Enquanto eu atravessava a pouca rua para muitos carros, eles entraram no Bar da
Tia, que era o meu destino. Todos estavam lá dentro, era o dia do aniversário
do Primo. Naquela noite. Quando de surpresa apagaram as luzes, acenderam a vela
e cantamos parabéns pra você, ele chorou como uma criança. Cheguei na hora
certa. Senti o quadro bonito. O Amadeu serviu filé de peixe que ele pescou,
frito na farinha e acompanhado de molho rosê na cumbuca. Estórias de pescador.

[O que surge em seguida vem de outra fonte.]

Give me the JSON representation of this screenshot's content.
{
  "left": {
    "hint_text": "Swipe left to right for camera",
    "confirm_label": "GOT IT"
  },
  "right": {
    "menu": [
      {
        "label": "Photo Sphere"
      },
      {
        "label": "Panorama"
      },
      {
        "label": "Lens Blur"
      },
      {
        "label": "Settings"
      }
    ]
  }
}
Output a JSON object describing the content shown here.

Nada mais agradável para atravessar mais aquela noite de crise financeira.
Aproveito a maré e tomo mais uma. Fazer o quê? Amanhã vou jogar no bicho. Mais
uma vez converso dançando com o Paulinho Brabeque sobre os vários mortos deste
primeiro semestre. Parecia um retake, tinha a nítida impressão que era a mesma
cena e o mesmo diálogo de algum tempo, com os mesmos personagens, exceto outros
que já não puderam comparecer visíveis. Os mesmos de ontem. Comecei a ouvir
cantoras extraordinárias no programa Vozes do Brasil da rádio Inconfidência.
Movimento dos barcos. O galo cantou, é de manhã. Tenho que encontrar o
Biro-Biro. Aquela luz da aurora do inverno nos trópicos. Céu de brigadeiro.

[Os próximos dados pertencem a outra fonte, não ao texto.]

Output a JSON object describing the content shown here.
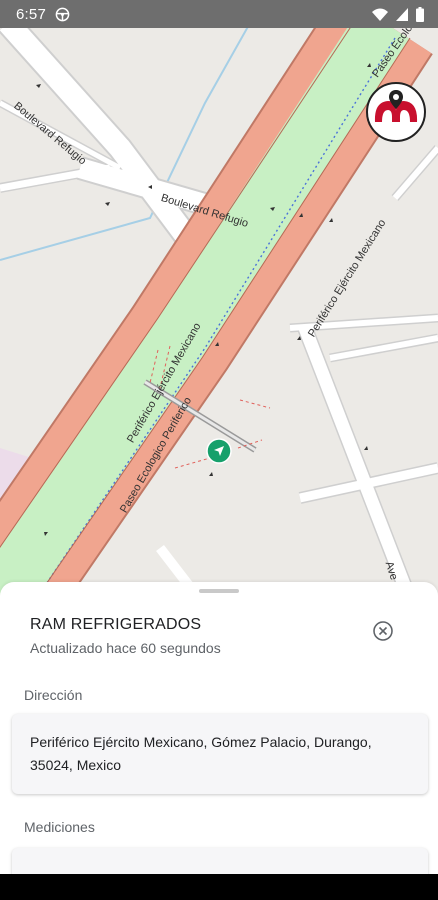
{
  "status_bar": {
    "time": "6:57",
    "icons": [
      "steering-wheel-icon",
      "wifi-icon",
      "signal-icon",
      "battery-icon"
    ]
  },
  "map": {
    "labels": {
      "boulevard_refugio_1": "Boulevard Refugio",
      "boulevard_refugio_2": "Boulevard Refugio",
      "periferico_1": "Periférico Ejército Mexicano",
      "periferico_2": "Periférico Ejército Mexicano",
      "paseo_ecologico_1": "Paseo Ecologico Periferico",
      "paseo_ecologico_2": "Paseo Ecolo",
      "avenida_partial": "Ave"
    },
    "marker_icon": "navigation-arrow-icon",
    "marker_color": "#16a06b",
    "logo_icon": "brand-logo-icon"
  },
  "sheet": {
    "vehicle_name": "RAM REFRIGERADOS",
    "updated": "Actualizado hace 60 segundos",
    "address_label": "Dirección",
    "address": "Periférico Ejército Mexicano, Gómez Palacio, Durango, 35024, Mexico",
    "measurements_label": "Mediciones"
  },
  "colors": {
    "road_red": "#f0a58f",
    "green_strip": "#c8f0c4",
    "map_background": "#eceae6",
    "logo_red": "#c8102e"
  }
}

Estranha expressão. Desço a rua na calçada do lado esquerdo, para tomar um
solzinho. Hoje só volto amanhã. A estrela da manhã chegou e me lembrou de todas
as últimas, comecei a ouvir mais uma Coisa do Moacir Santos. Com a voz dele no
final. Que coisa meu, diria o Otávio. Fiquei vendo a Catarina e depois vi outra
Catarina que é filha do meu amigo Nino, na pousada Nello Nuno. Assim viajei com
a personagem Maria Madalena que desejo que a Ana Maria faça no meu filme. Duas
Catarinas na mesma manhã. Mais
à noite, fiquei vendo a sobrinha-neta do mestre escritor e sua filha. Visões
que me deixaram siderado. Se é que isto existe. Sei que dormi muito bem.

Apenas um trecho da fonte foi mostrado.